一阵欢快的童音传来,梦婉立刻低头在地上四处搜寻,恨不得找条地缝钻进去。
“康康,要不要帮着舅舅?”贝铭威从地上起来,坐回到椅子上,朝着康康伸出手,学着小孩子的音调说:“你小舅妈经常这么欺负舅舅呢,康康要不要帮着舅舅教训一下舅妈呀?”

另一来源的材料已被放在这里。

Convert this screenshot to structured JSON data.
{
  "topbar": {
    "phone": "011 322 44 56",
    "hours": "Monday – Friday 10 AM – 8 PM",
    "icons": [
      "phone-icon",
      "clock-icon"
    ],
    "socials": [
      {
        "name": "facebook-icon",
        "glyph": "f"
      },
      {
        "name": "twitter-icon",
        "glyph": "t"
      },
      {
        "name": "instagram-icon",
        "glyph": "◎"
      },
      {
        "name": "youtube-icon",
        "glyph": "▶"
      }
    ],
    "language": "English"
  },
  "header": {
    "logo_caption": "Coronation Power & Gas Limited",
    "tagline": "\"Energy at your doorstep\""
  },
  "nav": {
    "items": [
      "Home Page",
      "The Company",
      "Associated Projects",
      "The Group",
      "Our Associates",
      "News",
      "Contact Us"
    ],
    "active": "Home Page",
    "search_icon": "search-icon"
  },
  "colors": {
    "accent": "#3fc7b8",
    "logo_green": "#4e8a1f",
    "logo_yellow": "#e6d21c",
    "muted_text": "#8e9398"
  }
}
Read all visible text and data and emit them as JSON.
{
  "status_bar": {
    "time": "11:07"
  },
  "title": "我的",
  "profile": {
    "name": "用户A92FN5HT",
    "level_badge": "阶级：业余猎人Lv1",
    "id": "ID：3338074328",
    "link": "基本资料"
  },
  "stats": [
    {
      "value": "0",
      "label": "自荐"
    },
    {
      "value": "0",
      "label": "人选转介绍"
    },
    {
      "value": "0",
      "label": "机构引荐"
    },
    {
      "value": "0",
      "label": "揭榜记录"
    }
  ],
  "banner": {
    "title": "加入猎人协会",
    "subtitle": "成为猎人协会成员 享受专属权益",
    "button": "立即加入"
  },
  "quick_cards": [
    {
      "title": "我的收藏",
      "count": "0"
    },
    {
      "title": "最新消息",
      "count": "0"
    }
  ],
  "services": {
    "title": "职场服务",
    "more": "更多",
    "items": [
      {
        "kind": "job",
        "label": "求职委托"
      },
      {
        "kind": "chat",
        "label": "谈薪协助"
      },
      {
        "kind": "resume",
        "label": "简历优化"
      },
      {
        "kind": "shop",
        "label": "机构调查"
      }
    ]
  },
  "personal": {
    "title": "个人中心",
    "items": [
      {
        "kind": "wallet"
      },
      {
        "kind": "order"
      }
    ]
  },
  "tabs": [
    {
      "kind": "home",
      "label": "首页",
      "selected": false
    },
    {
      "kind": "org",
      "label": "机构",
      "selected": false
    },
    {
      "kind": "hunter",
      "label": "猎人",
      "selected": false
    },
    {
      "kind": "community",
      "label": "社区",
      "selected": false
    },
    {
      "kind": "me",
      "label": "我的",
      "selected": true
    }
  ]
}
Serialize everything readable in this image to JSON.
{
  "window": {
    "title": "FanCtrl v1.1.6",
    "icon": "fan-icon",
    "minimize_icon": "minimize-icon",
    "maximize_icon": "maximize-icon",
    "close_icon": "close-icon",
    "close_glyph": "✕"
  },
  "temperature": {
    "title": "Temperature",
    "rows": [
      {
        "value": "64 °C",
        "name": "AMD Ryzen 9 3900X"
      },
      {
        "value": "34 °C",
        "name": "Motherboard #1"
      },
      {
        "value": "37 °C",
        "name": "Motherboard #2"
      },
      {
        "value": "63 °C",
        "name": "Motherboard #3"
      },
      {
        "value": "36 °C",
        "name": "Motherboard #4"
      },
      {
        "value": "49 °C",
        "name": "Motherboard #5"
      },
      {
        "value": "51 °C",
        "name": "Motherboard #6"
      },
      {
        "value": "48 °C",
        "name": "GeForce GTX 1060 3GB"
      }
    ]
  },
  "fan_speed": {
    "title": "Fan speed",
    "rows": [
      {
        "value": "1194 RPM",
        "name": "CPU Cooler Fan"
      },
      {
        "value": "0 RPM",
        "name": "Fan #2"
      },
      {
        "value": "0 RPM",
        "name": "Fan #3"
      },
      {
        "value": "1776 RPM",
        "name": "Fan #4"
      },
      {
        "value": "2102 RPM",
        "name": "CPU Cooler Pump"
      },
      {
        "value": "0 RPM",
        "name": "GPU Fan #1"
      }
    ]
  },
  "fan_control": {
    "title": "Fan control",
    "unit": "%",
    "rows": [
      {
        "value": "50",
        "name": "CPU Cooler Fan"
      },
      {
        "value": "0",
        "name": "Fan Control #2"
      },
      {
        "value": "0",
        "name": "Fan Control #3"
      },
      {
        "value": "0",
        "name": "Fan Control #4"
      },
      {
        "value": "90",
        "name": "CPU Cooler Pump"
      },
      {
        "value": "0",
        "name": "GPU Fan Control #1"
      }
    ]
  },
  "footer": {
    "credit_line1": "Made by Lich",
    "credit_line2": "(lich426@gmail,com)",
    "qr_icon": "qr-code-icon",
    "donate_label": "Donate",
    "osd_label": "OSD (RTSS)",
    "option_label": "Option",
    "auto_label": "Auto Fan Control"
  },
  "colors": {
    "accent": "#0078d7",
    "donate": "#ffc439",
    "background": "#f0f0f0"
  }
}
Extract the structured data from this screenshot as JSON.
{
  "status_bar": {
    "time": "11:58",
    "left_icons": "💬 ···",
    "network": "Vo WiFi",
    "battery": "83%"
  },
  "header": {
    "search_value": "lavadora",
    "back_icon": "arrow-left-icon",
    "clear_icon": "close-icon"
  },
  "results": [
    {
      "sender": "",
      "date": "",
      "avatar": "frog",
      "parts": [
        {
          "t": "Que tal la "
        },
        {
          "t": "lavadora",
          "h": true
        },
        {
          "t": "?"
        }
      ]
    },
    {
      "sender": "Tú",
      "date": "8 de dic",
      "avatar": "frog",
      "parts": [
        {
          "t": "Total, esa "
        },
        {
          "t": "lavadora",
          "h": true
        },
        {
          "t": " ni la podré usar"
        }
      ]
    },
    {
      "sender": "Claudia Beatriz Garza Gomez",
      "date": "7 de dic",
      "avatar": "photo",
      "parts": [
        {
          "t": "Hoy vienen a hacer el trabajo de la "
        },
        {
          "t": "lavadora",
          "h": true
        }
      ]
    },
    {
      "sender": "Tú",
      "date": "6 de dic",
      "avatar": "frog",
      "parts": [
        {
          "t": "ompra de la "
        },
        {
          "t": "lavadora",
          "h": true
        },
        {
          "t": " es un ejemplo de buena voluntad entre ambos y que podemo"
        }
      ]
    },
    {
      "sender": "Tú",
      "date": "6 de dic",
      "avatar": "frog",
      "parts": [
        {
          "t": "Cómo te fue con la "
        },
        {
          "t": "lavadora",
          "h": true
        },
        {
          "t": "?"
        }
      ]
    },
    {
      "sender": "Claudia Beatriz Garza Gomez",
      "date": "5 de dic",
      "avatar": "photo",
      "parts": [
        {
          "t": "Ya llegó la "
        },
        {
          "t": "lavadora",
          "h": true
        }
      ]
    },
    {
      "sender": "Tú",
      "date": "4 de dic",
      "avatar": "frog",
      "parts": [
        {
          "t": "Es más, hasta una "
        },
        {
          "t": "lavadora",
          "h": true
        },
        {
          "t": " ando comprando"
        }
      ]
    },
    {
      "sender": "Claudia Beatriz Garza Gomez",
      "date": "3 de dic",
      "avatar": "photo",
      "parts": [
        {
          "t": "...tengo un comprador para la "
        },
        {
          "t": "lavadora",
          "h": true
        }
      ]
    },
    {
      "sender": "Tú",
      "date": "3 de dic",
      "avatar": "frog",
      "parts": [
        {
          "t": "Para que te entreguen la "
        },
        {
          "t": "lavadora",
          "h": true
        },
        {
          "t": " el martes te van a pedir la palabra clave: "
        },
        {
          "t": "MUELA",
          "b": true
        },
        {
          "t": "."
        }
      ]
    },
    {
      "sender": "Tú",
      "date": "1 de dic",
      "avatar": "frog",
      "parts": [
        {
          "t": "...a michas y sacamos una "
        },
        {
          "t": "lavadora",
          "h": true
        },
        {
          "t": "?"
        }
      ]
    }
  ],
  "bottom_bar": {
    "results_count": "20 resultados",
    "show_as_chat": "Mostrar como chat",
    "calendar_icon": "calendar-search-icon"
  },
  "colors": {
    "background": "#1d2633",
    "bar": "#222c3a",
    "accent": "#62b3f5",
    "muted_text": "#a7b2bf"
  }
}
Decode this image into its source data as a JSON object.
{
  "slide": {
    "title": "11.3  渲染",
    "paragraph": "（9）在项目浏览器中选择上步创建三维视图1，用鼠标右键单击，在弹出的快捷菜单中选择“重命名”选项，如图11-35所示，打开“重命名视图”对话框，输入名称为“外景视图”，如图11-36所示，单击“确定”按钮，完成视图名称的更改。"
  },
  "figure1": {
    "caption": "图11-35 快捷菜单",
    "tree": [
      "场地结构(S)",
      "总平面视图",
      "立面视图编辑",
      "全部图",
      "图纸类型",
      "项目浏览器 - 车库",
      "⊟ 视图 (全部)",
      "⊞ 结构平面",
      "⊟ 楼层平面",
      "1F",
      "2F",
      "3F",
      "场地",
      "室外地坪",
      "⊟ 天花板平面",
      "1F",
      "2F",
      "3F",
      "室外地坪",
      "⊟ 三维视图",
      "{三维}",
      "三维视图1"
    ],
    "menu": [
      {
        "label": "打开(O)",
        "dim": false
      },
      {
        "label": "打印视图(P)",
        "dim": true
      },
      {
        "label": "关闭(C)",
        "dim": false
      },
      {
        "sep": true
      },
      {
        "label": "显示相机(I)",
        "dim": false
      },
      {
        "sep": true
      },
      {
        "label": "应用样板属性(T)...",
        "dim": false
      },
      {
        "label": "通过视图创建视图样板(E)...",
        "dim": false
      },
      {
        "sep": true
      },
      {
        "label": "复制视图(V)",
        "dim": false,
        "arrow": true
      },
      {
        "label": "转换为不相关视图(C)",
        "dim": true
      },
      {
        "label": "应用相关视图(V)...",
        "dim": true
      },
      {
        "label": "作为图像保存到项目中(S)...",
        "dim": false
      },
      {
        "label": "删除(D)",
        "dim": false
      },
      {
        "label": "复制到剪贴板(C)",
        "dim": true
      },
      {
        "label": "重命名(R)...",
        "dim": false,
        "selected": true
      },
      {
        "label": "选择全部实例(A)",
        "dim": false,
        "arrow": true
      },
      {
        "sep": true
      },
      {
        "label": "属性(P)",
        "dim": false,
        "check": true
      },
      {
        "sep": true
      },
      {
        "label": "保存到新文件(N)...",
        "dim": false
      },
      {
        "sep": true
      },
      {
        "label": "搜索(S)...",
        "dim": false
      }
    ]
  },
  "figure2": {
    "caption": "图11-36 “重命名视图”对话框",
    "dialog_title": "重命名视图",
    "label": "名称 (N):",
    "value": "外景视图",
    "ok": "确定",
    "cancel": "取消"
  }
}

谁知康康却蹭到梦婉身旁,“吧嗒”一声亲在梦婉脸颊上,“我要帮小舅妈。”
梦婉搂着康康,得意地冲着贝铭威道:“看见了吧,大叔,你被嫌弃了。”
却听见贝铭威叫了声:“嫂子。”
梦婉一回头,见叶云歌站在不远处看着这边,脸唰一下就红了。她心虚地想,但愿刚才那些画面没被嫂子看见,没看见……
“妈妈叫你们。”叶云歌并没有走过来,站在不远处。
梦婉借着逗康康来化解内心的尴尬,贝铭威却没什么异样,一手抱起康康,一手牵起梦婉的手,朝着叶云歌的方向走去。
多像一家人啊。叶云歌想。
她以前觉得贝铭威跟贝铭杰最大的不同就是,他爱自由胜过一切,所以结婚生子对于他来说不太可能。可这些年尤其是自从这次跟梦婉再婚,她已经从他身上看到了经历过大风大浪之后慢慢沉淀下来的味道,那是岁月的痕迹,他内敛的稳重和成熟,甚至比贝铭杰更突出。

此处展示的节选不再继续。